L’élection du nouveau président du Parlement européen, Antonio Tajani (PPE), a été plus disputée que par le passé. Est-ce le signe que l’esprit de coalition est menacé?
Il faut bien distinguer l’élection des responsables, le président et les vice-présidents, et le vote au cas par cas. Mardi, les eurodéputés se sont déchirés, sous l’influence notamment de la France et de la Belgique où les logiques partisanes sont plus fortes. Les Allemands ne poussaient pas à la confrontation entre Antonio Tajani et Gianni Pitella, le candidat des sociaux-démocrates. En fin de compte, la victoire de Tajani n’est pas une surprise dans la mesure où le Parlement européen penche à droite. Le PPE détient désormais les trois présidences-clés de l’Europe : la Commission, le Conseil européen et le Parlement; cela risque de faire turbuler le système et ça n’est pas complètement logique en terme d’équilibre institutionnel. Donald Tusk, l’actuel président du Conseil européen, est le maillon faible. Il doit être renouvelé prochainement et n’a pas forcément le soutien de son pays, la Pologne. Il va subir une petite pression dans les mois qui viennent.
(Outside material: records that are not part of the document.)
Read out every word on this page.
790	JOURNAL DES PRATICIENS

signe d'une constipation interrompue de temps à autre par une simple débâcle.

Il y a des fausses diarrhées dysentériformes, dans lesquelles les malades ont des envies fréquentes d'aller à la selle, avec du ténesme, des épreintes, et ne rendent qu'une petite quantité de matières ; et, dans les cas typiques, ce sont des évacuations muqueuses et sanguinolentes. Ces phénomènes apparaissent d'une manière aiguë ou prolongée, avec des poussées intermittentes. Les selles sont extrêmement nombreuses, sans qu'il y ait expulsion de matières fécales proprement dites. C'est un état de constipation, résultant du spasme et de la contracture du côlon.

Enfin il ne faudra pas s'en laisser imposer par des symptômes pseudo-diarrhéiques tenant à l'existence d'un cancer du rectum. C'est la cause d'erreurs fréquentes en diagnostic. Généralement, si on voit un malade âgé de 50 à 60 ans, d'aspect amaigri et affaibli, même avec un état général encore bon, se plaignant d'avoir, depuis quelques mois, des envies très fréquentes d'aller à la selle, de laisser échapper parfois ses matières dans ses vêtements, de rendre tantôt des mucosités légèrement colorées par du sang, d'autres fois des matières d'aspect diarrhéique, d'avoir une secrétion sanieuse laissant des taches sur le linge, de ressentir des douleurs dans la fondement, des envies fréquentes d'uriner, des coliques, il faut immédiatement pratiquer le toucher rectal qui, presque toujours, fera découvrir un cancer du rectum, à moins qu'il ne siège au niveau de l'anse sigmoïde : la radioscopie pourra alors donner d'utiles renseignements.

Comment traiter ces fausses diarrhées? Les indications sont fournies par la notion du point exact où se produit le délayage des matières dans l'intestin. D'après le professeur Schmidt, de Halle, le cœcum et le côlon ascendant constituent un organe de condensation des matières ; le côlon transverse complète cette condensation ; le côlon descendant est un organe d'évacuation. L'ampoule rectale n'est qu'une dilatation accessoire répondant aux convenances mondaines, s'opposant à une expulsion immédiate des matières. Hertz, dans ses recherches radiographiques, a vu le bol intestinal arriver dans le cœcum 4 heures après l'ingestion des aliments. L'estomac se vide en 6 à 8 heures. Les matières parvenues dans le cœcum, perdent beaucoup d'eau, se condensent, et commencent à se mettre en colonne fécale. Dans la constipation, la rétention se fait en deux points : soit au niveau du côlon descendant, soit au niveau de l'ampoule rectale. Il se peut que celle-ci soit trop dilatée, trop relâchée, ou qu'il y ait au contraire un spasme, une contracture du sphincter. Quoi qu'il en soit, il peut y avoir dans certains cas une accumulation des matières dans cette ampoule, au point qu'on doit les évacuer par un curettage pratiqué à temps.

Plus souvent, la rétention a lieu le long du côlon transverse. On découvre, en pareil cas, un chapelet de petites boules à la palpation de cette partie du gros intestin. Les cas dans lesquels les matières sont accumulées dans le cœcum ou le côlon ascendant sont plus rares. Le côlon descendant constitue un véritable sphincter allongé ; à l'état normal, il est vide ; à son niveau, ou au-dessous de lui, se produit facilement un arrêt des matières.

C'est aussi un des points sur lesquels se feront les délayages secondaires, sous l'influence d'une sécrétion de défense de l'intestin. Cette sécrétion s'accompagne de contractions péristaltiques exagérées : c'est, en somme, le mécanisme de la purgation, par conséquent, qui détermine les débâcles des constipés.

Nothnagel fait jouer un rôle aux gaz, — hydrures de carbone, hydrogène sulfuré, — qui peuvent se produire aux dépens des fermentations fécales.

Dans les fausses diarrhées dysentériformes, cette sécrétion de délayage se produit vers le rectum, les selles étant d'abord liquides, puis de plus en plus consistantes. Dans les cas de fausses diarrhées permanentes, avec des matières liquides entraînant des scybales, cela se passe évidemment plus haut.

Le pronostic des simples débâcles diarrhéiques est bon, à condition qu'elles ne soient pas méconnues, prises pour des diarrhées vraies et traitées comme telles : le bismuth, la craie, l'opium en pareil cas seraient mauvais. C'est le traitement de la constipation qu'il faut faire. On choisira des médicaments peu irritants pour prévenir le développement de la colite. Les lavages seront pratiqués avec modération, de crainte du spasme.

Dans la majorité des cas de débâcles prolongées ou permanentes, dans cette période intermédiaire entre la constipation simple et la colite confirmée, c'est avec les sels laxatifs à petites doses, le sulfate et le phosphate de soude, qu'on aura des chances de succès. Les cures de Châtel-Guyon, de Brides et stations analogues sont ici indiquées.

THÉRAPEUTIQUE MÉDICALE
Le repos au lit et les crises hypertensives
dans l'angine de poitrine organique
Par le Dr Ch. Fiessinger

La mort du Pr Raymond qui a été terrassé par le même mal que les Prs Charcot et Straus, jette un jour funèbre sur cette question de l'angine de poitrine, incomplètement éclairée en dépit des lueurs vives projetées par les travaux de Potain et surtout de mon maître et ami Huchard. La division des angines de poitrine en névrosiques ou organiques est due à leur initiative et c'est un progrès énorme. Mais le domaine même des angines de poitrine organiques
En début de semaine, le président-élu des Etats-Unis, Donald Trump, a donné une interview dans laquelle il faisait état de son souhait de voir l’Union européenne se disloquer. Cela peut-il réveiller les Européens?
Il y a un réflexe unitaire, instinctif. Trump a dit que l’Otan ne comptait plus. C’est inquiétant. Cela veut dire que si on se fait attaquer, les Etats-Unis ne nous protègeront plus, alors qu’il y a de nombreuses menaces. Avec le Brexit et ce que propose Theresa May, la Première ministre britannique, les Européens peuvent se dire que les Anglo-Saxons les abandonnent et qu’ils doivent prendre leur destin en main. Il peut aussi y avoir un effet négatif : une fois passé ce réflexe unitaire, les Européens vont se retrouver avec trois grands pays membres permanents du Conseil de sécurité des Nations-unies -la Russie, les Etats-Unis et le Royaume-Uni- qui auront intérêt à les diviser. Résisteront-ils? J’aimerais bien vous dire oui!